Human pluripotent stem cells (PSCs—both embryonic stem cells and induced pluripotent stem cells), differentiated in vitro towards a ureteric-bud-committed, renal progenitor-like fate, are able to spontaneously assemble into the cognate three-dimensional (3D) renal structure in organ culture experiments, according to findings just published by researchers at the Salk Institute for Biological Sciences, California, USA. “Our studies ... represent the first report demonstrating the suitability of 3D differentiation and maturation approaches for specifying PSCs into renal-like lineages,” the authors assert in their paper.

Credit: © NPG Xia, Y. et al. Nat. Cell Biol. doi:10.1038/ncb2872

Although differentiation of PSCs into renal-like lineages has been reported previously, the derived cells failed to integrate into complex 3D renal structures such as the ureteric bud. To overcome these problems, the researchers developed a 4-day, two-stage renal priming protocol, in which sequential combinations of growth factors were used to direct cells towards a mesodermal renal lineage with a gene-expression profile characteristic of ureteric bud progenitor cells.

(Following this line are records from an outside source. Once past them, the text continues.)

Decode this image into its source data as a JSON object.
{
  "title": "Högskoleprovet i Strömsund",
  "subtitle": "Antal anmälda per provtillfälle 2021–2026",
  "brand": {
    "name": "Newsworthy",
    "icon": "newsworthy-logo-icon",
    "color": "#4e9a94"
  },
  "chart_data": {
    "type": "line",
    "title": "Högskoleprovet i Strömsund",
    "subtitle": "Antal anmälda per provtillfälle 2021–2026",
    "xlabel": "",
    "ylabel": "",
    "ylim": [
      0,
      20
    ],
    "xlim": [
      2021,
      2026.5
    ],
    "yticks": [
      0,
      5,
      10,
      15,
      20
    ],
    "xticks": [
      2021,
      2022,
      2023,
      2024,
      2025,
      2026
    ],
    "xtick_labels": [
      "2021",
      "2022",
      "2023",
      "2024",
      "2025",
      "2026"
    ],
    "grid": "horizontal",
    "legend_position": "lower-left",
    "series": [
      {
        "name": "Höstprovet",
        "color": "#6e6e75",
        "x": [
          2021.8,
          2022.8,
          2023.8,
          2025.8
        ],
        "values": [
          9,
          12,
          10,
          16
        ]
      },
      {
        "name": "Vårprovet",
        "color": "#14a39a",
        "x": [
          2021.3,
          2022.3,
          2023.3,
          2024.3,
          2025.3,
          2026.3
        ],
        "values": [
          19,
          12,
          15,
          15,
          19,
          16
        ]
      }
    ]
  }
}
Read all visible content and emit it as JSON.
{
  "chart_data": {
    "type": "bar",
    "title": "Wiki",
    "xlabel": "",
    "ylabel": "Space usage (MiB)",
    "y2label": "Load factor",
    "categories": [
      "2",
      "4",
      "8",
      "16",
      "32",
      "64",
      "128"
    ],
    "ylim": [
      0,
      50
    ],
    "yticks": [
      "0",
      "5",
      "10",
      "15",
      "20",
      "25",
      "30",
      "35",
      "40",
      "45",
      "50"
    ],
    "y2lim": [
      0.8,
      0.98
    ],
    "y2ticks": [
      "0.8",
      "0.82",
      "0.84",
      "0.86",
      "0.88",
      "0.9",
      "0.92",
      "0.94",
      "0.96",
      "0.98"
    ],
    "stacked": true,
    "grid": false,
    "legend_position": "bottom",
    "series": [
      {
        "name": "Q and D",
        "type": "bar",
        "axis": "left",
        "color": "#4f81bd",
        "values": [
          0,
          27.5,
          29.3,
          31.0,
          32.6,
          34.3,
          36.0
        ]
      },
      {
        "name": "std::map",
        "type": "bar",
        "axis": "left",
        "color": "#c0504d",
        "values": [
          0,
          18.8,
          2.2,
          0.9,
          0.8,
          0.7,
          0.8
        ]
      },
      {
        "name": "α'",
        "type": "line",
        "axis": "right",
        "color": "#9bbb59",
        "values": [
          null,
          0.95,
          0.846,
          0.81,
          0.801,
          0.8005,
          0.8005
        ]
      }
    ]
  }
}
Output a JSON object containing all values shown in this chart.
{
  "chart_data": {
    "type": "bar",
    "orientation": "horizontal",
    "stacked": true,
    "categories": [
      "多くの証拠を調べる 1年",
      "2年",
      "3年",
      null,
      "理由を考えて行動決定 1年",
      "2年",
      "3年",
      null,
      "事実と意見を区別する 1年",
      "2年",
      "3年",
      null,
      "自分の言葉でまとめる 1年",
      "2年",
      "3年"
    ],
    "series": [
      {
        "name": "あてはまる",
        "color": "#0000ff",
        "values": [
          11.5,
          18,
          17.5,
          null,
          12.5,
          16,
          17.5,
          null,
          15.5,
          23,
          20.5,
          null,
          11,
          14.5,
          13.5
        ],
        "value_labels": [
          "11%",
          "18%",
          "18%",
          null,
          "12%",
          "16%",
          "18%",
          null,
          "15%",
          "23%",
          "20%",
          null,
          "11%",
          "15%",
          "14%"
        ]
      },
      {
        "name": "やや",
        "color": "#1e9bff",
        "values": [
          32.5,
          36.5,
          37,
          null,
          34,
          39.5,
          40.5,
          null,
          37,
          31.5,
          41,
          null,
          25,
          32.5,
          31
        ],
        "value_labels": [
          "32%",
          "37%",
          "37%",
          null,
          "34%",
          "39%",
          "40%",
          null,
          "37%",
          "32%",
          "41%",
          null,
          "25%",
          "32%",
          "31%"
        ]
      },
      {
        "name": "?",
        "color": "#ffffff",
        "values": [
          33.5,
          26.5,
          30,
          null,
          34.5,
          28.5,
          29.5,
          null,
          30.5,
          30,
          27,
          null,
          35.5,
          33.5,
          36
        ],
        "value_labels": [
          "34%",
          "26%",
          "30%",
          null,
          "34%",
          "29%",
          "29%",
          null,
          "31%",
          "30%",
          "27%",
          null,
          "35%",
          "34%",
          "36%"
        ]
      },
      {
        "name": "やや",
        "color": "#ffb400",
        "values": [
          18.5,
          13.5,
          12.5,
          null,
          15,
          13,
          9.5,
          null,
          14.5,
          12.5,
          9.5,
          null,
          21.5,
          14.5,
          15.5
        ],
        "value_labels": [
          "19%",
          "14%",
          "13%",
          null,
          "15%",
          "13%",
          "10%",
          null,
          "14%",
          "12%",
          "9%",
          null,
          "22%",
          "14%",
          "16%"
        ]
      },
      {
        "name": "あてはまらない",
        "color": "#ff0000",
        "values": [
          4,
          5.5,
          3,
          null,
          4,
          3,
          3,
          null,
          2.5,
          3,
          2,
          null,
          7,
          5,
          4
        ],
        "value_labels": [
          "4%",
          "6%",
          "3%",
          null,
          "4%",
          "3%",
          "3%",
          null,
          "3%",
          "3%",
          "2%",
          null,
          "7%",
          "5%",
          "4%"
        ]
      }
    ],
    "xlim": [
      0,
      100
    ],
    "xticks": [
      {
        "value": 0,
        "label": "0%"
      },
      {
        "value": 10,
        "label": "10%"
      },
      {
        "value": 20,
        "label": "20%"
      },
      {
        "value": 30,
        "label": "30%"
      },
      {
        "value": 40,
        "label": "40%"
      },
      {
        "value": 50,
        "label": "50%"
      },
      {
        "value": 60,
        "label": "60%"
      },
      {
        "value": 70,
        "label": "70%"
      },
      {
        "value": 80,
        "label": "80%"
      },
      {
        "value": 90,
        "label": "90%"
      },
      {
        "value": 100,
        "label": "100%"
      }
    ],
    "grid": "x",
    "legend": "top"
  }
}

The investigators then tested the ability of the differentiated human cells to aggregate and integrate into complex 3D renal structures by performing re-association organ culture experiments with dissociated and re-aggregated mouse embryonic kidney cells. The differentiated human cells specifically integrated into chimeric ureteric bud structures (bud trunk and tip) with an efficiency of 20–50%, but not into other renal structures. Functionality of the formed chimeric ureteric buds was demonstrated in long-term cultures, by polarization of the ureteric bud tips and subsequent compression of the surrounding mouse metanephric mesoderm, thereby mirroring nephrogenesis processes that occur in vivo.

The potential application of the researchers' protocol for drug discovery studies in disease-related renal lineages was established by the successful ureteric bud formation by in vitro differentiated PSCs derived from a patient with polycystic kidney disease. As the researchers further speculate, “the possibility to generate human renal lineages able to integrate into complex 3D structures ex vivo might facilitate the modelling of kidney disease as well as allow for the advancement of stem cell-based clinical applications for the treatment of renal diseases.”